On September 22, 2008, and in accordance with Section 5.1 of

the Operating Agreement, plaintiffs requested that the Fund

redeem all of their interests. Complaint, Exhibit A at

Section 5.1 and ¶¶ 9 and 10; Answer, ¶¶ 9 and 10 (the answer sets

forth the usual obfuscation). Section 5.2 of the Operating

Agreement’s timing provisions requires, in effect, that the

redemption monies had to have been paid to plaintiffs on or

before April 30, 2009, or more than seven months after

plaintiffs’ requests for redemption. Complaint, Exhibit A at

Section 5.2 and ¶ 9; Answer, ¶ 9. Rather than redeem plaintiffs’

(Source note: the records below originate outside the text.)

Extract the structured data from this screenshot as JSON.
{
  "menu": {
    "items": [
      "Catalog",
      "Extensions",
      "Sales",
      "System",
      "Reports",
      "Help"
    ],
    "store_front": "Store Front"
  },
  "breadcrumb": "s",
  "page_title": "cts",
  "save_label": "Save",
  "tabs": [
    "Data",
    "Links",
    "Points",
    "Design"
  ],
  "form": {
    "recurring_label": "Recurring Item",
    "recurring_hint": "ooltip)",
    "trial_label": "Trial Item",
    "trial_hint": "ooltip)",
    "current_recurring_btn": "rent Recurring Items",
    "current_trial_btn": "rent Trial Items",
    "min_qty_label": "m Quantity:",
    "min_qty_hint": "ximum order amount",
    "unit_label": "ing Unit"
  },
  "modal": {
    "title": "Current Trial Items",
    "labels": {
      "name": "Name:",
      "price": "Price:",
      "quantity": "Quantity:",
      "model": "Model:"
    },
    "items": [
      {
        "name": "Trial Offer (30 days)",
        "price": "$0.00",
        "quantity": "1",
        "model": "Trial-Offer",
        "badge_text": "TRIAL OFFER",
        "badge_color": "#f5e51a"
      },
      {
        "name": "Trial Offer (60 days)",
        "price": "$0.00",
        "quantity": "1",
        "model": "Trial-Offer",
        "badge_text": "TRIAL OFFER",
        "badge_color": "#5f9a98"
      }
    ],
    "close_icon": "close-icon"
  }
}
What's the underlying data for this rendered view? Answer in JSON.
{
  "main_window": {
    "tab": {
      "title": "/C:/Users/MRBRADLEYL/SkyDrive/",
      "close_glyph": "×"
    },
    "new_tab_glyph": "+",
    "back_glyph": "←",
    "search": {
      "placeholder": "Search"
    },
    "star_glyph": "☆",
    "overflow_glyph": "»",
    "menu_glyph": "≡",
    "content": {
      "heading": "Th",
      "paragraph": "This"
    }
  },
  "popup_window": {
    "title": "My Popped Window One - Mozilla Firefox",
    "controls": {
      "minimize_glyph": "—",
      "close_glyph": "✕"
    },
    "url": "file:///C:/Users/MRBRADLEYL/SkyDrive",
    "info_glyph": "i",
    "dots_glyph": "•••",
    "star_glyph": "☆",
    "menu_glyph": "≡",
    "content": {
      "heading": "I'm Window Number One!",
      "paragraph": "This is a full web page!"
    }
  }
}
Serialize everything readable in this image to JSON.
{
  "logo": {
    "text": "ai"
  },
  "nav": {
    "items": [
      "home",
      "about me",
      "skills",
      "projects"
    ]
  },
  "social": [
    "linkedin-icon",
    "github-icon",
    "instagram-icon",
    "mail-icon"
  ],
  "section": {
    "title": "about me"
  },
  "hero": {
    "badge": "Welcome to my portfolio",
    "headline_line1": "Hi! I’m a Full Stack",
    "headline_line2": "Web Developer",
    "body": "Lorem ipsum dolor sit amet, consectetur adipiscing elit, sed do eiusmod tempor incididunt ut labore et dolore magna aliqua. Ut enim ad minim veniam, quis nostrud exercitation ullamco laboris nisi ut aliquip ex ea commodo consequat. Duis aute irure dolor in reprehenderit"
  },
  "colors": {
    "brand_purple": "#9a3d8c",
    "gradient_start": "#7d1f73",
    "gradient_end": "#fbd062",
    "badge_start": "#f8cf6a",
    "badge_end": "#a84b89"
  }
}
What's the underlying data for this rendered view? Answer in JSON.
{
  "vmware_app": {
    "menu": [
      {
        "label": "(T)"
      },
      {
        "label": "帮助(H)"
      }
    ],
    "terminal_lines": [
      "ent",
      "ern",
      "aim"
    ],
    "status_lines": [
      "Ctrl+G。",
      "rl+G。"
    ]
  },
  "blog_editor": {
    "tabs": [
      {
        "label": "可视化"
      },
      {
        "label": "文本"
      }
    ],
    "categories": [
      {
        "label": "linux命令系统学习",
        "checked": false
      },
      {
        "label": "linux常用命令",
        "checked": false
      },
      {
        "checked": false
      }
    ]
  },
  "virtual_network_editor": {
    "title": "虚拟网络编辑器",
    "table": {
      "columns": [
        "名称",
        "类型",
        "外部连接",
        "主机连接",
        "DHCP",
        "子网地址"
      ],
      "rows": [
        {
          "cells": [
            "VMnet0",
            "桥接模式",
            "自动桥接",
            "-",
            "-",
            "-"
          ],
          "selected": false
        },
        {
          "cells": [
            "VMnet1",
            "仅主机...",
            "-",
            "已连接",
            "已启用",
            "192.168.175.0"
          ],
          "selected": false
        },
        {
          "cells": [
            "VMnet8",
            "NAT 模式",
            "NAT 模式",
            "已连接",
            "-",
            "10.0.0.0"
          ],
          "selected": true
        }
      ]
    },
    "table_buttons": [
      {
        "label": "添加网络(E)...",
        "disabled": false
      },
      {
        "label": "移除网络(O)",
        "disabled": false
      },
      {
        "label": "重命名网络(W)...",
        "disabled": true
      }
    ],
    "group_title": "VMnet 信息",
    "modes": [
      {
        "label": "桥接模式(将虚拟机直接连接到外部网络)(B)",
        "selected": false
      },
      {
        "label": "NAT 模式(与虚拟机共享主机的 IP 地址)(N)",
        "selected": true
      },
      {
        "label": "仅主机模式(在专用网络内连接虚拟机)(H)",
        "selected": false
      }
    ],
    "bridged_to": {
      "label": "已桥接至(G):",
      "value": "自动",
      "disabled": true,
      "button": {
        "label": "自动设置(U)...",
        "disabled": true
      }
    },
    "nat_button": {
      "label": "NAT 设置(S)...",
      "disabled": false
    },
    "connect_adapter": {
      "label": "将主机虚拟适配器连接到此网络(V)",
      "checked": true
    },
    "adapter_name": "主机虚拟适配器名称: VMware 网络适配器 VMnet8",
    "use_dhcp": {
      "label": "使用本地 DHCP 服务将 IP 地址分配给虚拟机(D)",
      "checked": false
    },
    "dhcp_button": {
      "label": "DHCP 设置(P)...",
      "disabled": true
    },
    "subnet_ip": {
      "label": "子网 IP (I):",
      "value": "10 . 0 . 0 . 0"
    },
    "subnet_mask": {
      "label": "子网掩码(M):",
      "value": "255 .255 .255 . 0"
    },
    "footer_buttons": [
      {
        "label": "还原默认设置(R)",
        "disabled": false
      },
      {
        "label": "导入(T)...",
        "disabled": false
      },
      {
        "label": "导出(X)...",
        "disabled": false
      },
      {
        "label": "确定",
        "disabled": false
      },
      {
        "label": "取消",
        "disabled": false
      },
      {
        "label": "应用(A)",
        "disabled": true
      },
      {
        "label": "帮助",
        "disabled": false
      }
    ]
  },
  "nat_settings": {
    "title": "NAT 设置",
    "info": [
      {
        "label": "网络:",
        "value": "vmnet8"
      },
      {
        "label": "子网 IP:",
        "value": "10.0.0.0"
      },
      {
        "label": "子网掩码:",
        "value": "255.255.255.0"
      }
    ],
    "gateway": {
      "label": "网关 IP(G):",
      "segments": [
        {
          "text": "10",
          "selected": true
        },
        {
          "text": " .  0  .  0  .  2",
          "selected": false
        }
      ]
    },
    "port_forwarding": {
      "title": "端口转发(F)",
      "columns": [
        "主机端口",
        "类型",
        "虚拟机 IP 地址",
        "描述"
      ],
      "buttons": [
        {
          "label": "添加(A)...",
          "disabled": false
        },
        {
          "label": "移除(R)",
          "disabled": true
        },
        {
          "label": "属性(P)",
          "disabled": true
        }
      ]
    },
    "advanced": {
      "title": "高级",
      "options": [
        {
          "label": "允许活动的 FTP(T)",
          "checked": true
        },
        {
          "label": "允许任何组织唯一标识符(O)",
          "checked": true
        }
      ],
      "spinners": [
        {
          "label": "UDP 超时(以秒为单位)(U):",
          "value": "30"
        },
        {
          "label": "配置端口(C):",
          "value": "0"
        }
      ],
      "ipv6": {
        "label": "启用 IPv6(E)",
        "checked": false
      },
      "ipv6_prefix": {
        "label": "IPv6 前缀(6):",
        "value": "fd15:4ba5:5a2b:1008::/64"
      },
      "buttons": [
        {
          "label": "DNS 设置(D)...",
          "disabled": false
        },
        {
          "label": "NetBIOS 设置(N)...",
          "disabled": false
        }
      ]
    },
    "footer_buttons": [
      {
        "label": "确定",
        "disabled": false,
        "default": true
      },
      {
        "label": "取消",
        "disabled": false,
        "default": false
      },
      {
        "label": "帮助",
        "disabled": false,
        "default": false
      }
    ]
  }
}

interests in the Fund, however, by letter dated October 16, 2008,

defendant Ribotsky notified plaintiffs that the Fund would be

“restructured” and was suspending redemptions. Complaint,

Exhibit B and ¶ 11; Answer, ¶ 11 (the answer admits that Fund

sent a letter and nothing else – evidently each of Ribotsky’s

words is sacrosanct and, thus, incapable of being summarized).

The gist of this action concerns the propriety of

defendants’ refusal to redeem plaintiffs’ interests in the Fund.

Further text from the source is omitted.